Friday, January 23, 2026

 

 The Treasurer — The Second Ship of 1619

A Ship Overshadowed, But Not Forgotten

When people talk about the first Africans brought to English America in 1619, the White Lion usually takes center stage. But it wasn’t the only ship involved. The Treasurer, another English privateer, played an equally important role in the capture and transport of Africans taken from the Portuguese slave ship São João Bautista.

Understanding the Treasurer helps us see that the story of 1619 wasn’t a single moment — it was a network of ships, nations, and decisions that shaped the future of the colonies.

A Partner in the Attack

The Treasurer sailed alongside the White Lion under similar circumstances. Both ships operated as privateers — essentially legalized pirates — carrying Dutch letters of marque that allowed them to attack enemy vessels.

When they encountered the São João Bautista in 1619, they seized part of its human cargo. The Treasurer took a significant number of captives, though the exact count is unclear. What is clear is that these Africans were part of the same group taken from Ndongo in West Central Africa.

Why the Treasurer Didn’t Stay in Virginia

Unlike the White Lion, the Treasurer did not remain long at Point Comfort. After briefly stopping in Virginia, the ship quickly sailed away — likely because its captain feared legal trouble or political consequences for trading enslaved people without proper authorization.

Instead of selling the Africans in Virginia, the Treasurer carried most of them to the Caribbean, where the slave trade was already well‑established and more profitable.

This means that the Africans taken by the Treasurer became part of a different branch of the African diaspora — one that shaped the Caribbean rather than the English colonies on the mainland.

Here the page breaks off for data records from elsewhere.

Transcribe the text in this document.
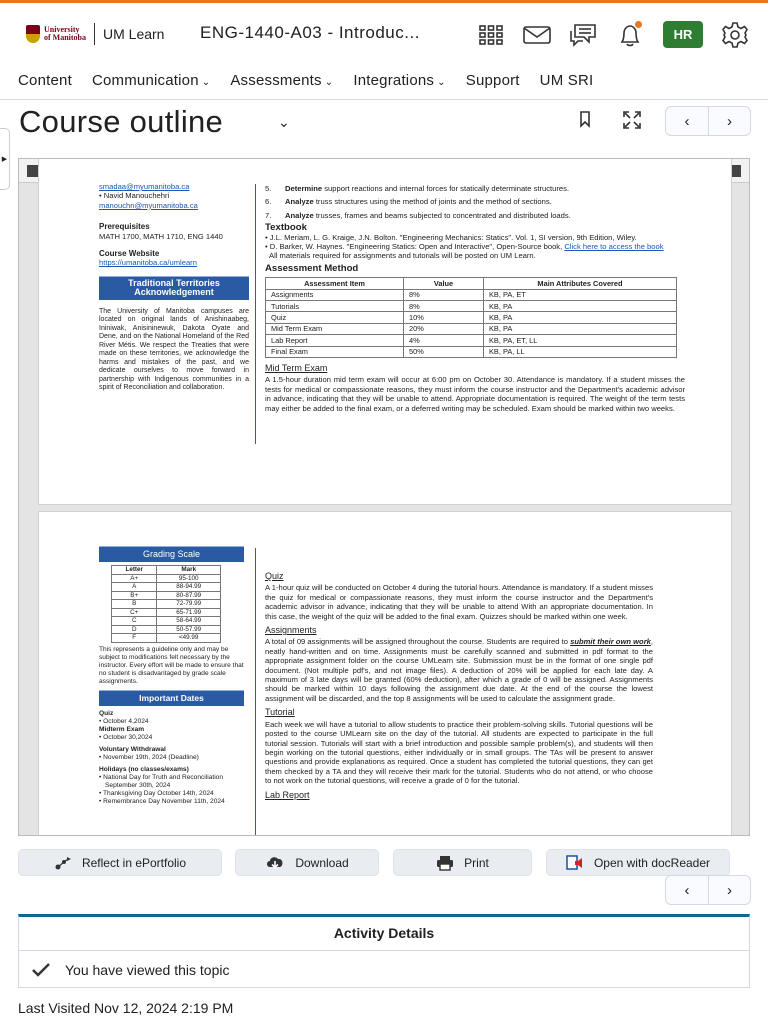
University
of Manitoba UM Learn ENG-1440-A03 - Introduc...	HR
Content Communication ⌄ Assessments ⌄ Integrations ⌄ Support UM SRI
▶
Course outline	⌄	‹	›
smadaa@myumanitoba.ca
• Navid Manouchehri
manouchn@myumanitoba.ca
Prerequisites
MATH 1700, MATH 1710, ENG 1440
Course Website
https://umanitoba.ca/umlearn
Traditional Territories
Acknowledgement
The University of Manitoba campuses are located on original lands of Anishinaabeg, Ininiwak, Anisininewuk, Dakota Oyate and Dene, and on the National Homeland of the Red River Métis. We respect the Treaties that were made on these territories, we acknowledge the harms and mistakes of the past, and we dedicate ourselves to move forward in partnership with Indigenous communities in a spirit of Reconciliation and collaboration.
5.	Determine support reactions and internal forces for statically determinate structures.
6.	Analyze truss structures using the method of joints and the method of sections.
7.	Analyze trusses, frames and beams subjected to concentrated and distributed loads.
Textbook
• J.L. Meriam, L. G. Kraige, J.N. Bolton. "Engineering Mechanics: Statics". Vol. 1, SI version, 9th Edition, Wiley.
• D. Barker, W. Haynes. "Engineering Statics: Open and Interactive", Open-Source book, Click here to access the book
All materials required for assignments and tutorials will be posted on UM Learn.
Assessment Method
Assessment Item	Value	Main Attributes Covered
Assignments	8%	KB, PA, ET
Tutorials	8%	KB, PA
Quiz	10%	KB, PA
Mid Term Exam	20%	KB, PA
Lab Report	4%	KB, PA, ET, LL
Final Exam	50%	KB, PA, LL
Mid Term Exam
A 1.5-hour duration mid term exam will occur at 6:00 pm on October 30. Attendance is mandatory. If a student misses the tests for medical or compassionate reasons, they must inform the course instructor and the Department's academic advisor in advance, indicating that they will be unable to attend. Appropriate documentation is required. The weight of the term tests may either be added to the final exam, or a deferred writing may be scheduled. Exam should be marked within two weeks.
Grading Scale
Letter	Mark
A+	95-100
A	88-94.99
B+	80-87.99
B	72-79.99
C+	65-71.99
C	58-64.99
D	50-57.99
F	<49.99
This represents a guideline only and may be subject to modifications felt necessary by the instructor. Every effort will be made to ensure that no student is disadvantaged by grade scale assignments.
Important Dates
Quiz
• October 4,2024
Midterm Exam
• October 30,2024
Voluntary Withdrawal
• November 19th, 2024 (Deadline)
Holidays (no classes/exams)
• National Day for Truth and Reconciliation September 30th, 2024
• Thanksgiving Day October 14th, 2024
• Remembrance Day November 11th, 2024
Quiz
A 1-hour quiz will be conducted on October 4 during the tutorial hours. Attendance is mandatory. If a student misses the quiz for medical or compassionate reasons, they must inform the course instructor and the Department's academic advisor in advance, indicating that they will be unable to attend With an appropriate documentation. In this case, the weight of the quiz will be added to the final exam. Quizzes should be marked within one week.
Assignments
A total of 09 assignments will be assigned throughout the course. Students are required to submit their own work, neatly hand-written and on time. Assignments must be carefully scanned and submitted in pdf format to the appropriate assignment folder on the course UMLearn site. Submission must be in the format of one single pdf document. (Not multiple pdf's, and not image files). A deduction of 20% will be applied for each late day. A maximum of 3 late days will be granted (60% deduction), after which a grade of 0 will be assigned. Assignments should be marked within 10 days following the assignment due date. At the end of the course the lowest assignment will be discarded, and the top 8 assignments will be used to calculate the assignment grade.
Tutorial
Each week we will have a tutorial to allow students to practice their problem-solving skills. Tutorial questions will be posted to the course UMLearn site on the day of the tutorial. All students are expected to participate in the full tutorial session. Tutorials will start with a brief introduction and possible sample problem(s), and students will then begin working on the tutorial questions, either individually or in small groups. The TAs will be present to answer questions and provide explanations as required. Once a student has completed the tutorial questions, they can get them checked by a TA and they will receive their mark for the tutorial. Students who do not attend, or who choose to not work on the tutorial questions, will receive a grade of 0 for the tutorial.
Lab Report
Reflect in ePortfolio	Download	Print	Open with docReader
‹	›
Activity Details
You have viewed this topic
Last Visited Nov 12, 2024 2:19 PM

The People Behind the Capture

Like those on the White Lion, the Africans aboard the Treasurer were Ndongo people — farmers, artisans, warriors, and families caught in the violence of Portuguese expansion. Their capture, transport, and forced sale were part of a larger system that stretched across continents.

Some of their descendants would remain in the Caribbean. Others might have been sold again and eventually brought to North America. Their stories, though harder to trace, are part of the same historical moment that reshaped the future of the Atlantic world.

Why the Treasurer Matters

The Treasurer reminds us that the story of 1619 is not a single ship, a single date, or a single place. It is a web of events involving:

  • Portuguese slave traders

  • English privateers

  • African kingdoms under pressure

  • Competing colonial powers

  • Captives scattered across the Atlantic

By including the Treasurer in this history, we honor the lives of those whose stories did not end in Virginia — and we acknowledge the broader scope of the transatlantic slave trade.

A Wider Lens on 1619

The arrival of enslaved Africans in English America was not an isolated incident. It was part of a global system of violence, profit, and resistance. The Treasurer is a crucial piece of that puzzle, helping us understand how the African diaspora spread across the Americas.